Computational Complexity 2022-11-10

Terry Tao entitled his 2006 Fields Medal Lecture "The Dichotomy between structure and randomness" and state the Structure Theorem: Every object is a superposition of structured object and a pseudorandom error. He gave many examples and how he used these results to prove (with Ben Green) that the primes contain arbitrarily long linear progressions.

There is a nice Kolmogorov interpretation. Recall K(x) is the smallest program that produces the string x. For a finite set S, K(S) is the smallest program that recognizes membership in S. For a string x, take the largest set S containing x such that K(x) is close to K(S) + log(S). S is the structure and x is a random element of S. Vereshchagin and Vitanyi have a nice paper on this topic.

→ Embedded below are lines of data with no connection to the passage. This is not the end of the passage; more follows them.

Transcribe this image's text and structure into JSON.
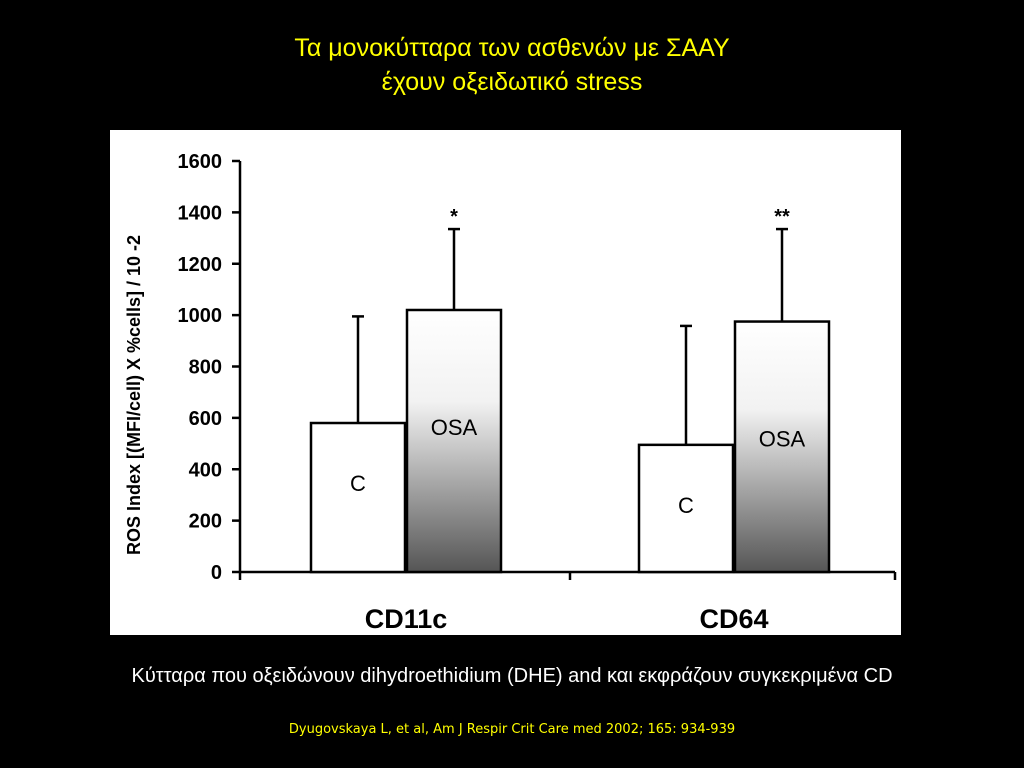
{
  "slide": {
    "title_line1": "Τα μονοκύτταρα των ασθενών με ΣΑΑΥ",
    "title_line2": "έχουν οξειδωτικό stress",
    "caption": "Κύτταρα που οξειδώνουν dihydroethidium (DHE) and και εκφράζουν συγκεκριμένα CD",
    "citation": "Dyugovskaya L, et al, Am J Respir Crit Care med 2002; 165: 934-939",
    "title_color": "#ffff00",
    "background_color": "#000000"
  },
  "chart_data": {
    "type": "bar",
    "ylabel": "ROS Index [(MFI/cell) X %cells] / 10 -2",
    "ylim": [
      0,
      1600
    ],
    "yticks": [
      0,
      200,
      400,
      600,
      800,
      1000,
      1200,
      1400,
      1600
    ],
    "categories": [
      "CD11c",
      "CD64"
    ],
    "series": [
      {
        "name": "C",
        "values": [
          580,
          495
        ],
        "error_upper": [
          995,
          958
        ],
        "fill": "white"
      },
      {
        "name": "OSA",
        "values": [
          1020,
          975
        ],
        "error_upper": [
          1335,
          1335
        ],
        "fill": "gradient-gray"
      }
    ],
    "significance": [
      "*",
      "**"
    ],
    "grid": false
  }
}
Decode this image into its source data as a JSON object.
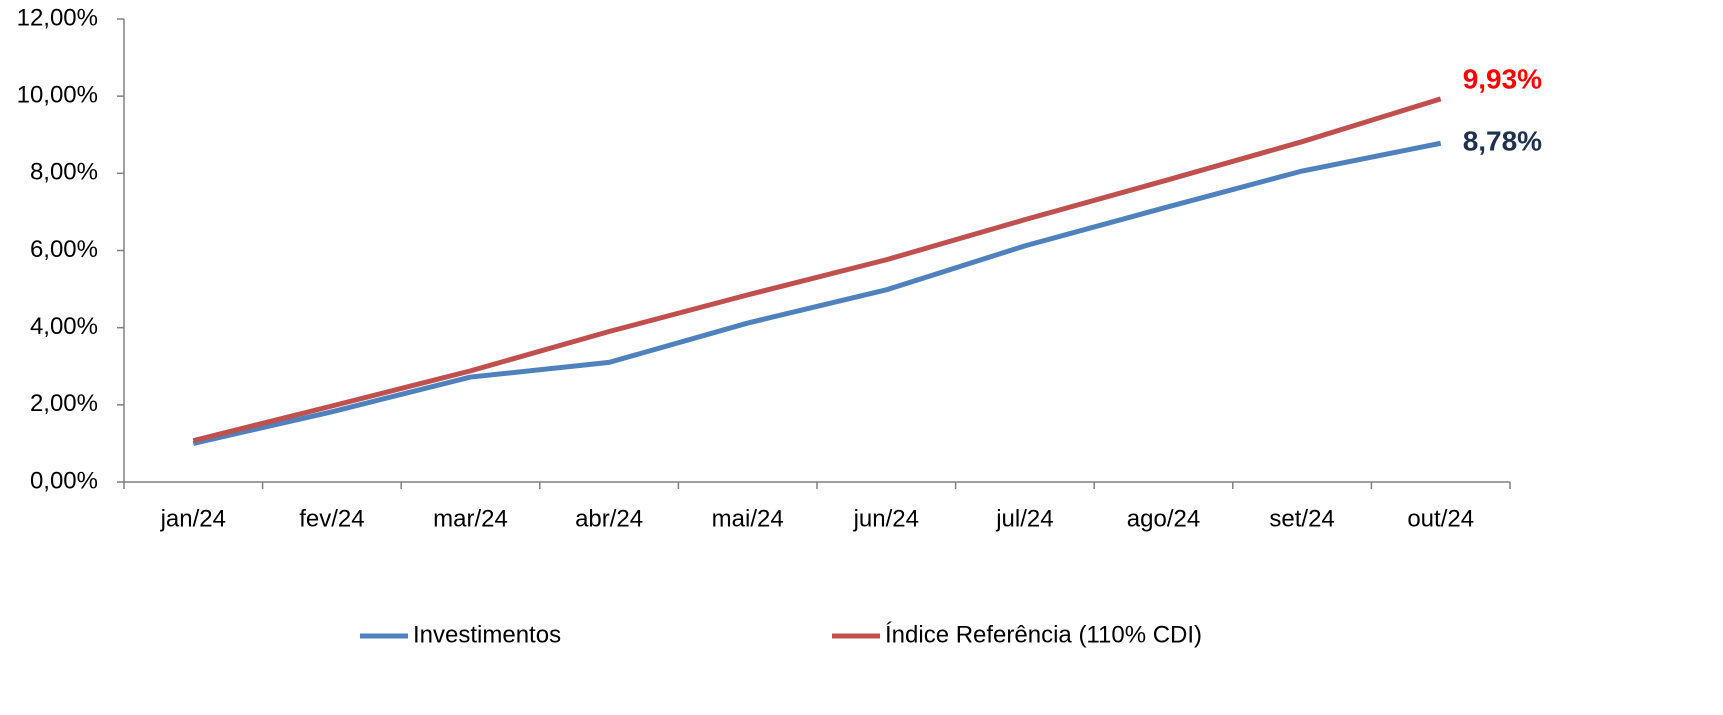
{
  "chart_data": {
    "type": "line",
    "categories": [
      "jan/24",
      "fev/24",
      "mar/24",
      "abr/24",
      "mai/24",
      "jun/24",
      "jul/24",
      "ago/24",
      "set/24",
      "out/24"
    ],
    "series": [
      {
        "name": "Investimentos",
        "color": "#4f81bd",
        "label_color": "#1f3050",
        "values": [
          1.0,
          1.82,
          2.72,
          3.1,
          4.12,
          4.98,
          6.12,
          7.1,
          8.06,
          8.78
        ],
        "value_labels": [
          null,
          null,
          null,
          null,
          null,
          null,
          null,
          null,
          null,
          "8,78%"
        ]
      },
      {
        "name": "Índice Referência (110% CDI)",
        "color": "#c0504d",
        "label_color": "#ff0000",
        "values": [
          1.07,
          1.97,
          2.88,
          3.9,
          4.85,
          5.76,
          6.8,
          7.8,
          8.82,
          9.93
        ],
        "value_labels": [
          null,
          null,
          null,
          null,
          null,
          null,
          null,
          null,
          null,
          "9,93%"
        ]
      }
    ],
    "ylim": [
      0,
      12
    ],
    "yticks": [
      {
        "value": 0,
        "label": "0,00%"
      },
      {
        "value": 2,
        "label": "2,00%"
      },
      {
        "value": 4,
        "label": "4,00%"
      },
      {
        "value": 6,
        "label": "6,00%"
      },
      {
        "value": 8,
        "label": "8,00%"
      },
      {
        "value": 10,
        "label": "10,00%"
      },
      {
        "value": 12,
        "label": "12,00%"
      }
    ],
    "grid": false,
    "legend": "bottom"
  }
}
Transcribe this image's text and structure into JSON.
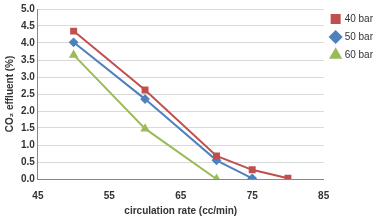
{
  "chart_data": {
    "type": "line",
    "x_label": "circulation rate (cc/min)",
    "y_label": "CO₂ effluent (%)",
    "xlim": [
      45,
      85
    ],
    "xticks": [
      45,
      55,
      65,
      75,
      85
    ],
    "ylim": [
      0,
      5
    ],
    "yticks": [
      {
        "value": 0,
        "label": "0.0"
      },
      0.5,
      {
        "value": 1,
        "label": "1.0"
      },
      1.5,
      {
        "value": 2,
        "label": "2.0"
      },
      2.5,
      {
        "value": 3,
        "label": "3.0"
      },
      3.5,
      {
        "value": 4,
        "label": "4.0"
      },
      4.5,
      {
        "value": 5,
        "label": "5.0"
      }
    ],
    "grid": true,
    "legend": "upper right",
    "series": [
      {
        "name": "40 bar",
        "color": "#c0504d",
        "marker": "square",
        "x": [
          50,
          60,
          70,
          75,
          80
        ],
        "values": [
          4.35,
          2.62,
          0.68,
          0.27,
          0.02
        ]
      },
      {
        "name": "50 bar",
        "color": "#4f81bd",
        "marker": "diamond",
        "x": [
          50,
          60,
          70,
          75
        ],
        "values": [
          4.02,
          2.35,
          0.55,
          0.02
        ]
      },
      {
        "name": "60 bar",
        "color": "#9bbb59",
        "marker": "triangle",
        "x": [
          50,
          60,
          70
        ],
        "values": [
          3.65,
          1.48,
          0.0
        ]
      }
    ]
  }
}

Machine learning aims to discover the set S from a set of examples x. This is why I think of P = NP giving us an ideal machine learning algorithms--use P = NP to find a circuit that describes S for a time-bounded version of Kolmogorov complexity. Recent tools in machine learning seem to find this S without needing the full power of P = NP.

Consider languages where German or Japanese is a random example of a "natural language". Linguistics tries to understand the structure of natural languages. Recent ML translations algorithms use that structure (without understanding it) to translate between pairs of languages.

How about generative AI? Diffusion methods create a set S of all reasonable images by turning images into random noise. To create images it reverses that process, starting with random noise to create random elements of S. Prompts just add conditions to the process.

I read the Vereschagin-Vitanyi paper back in 2004 and the Kolmogorov structure model goes back to the 1970s. Finding the structure seemed intractable for any interesting application. Now that ML is proving this wrong, the world is a different place.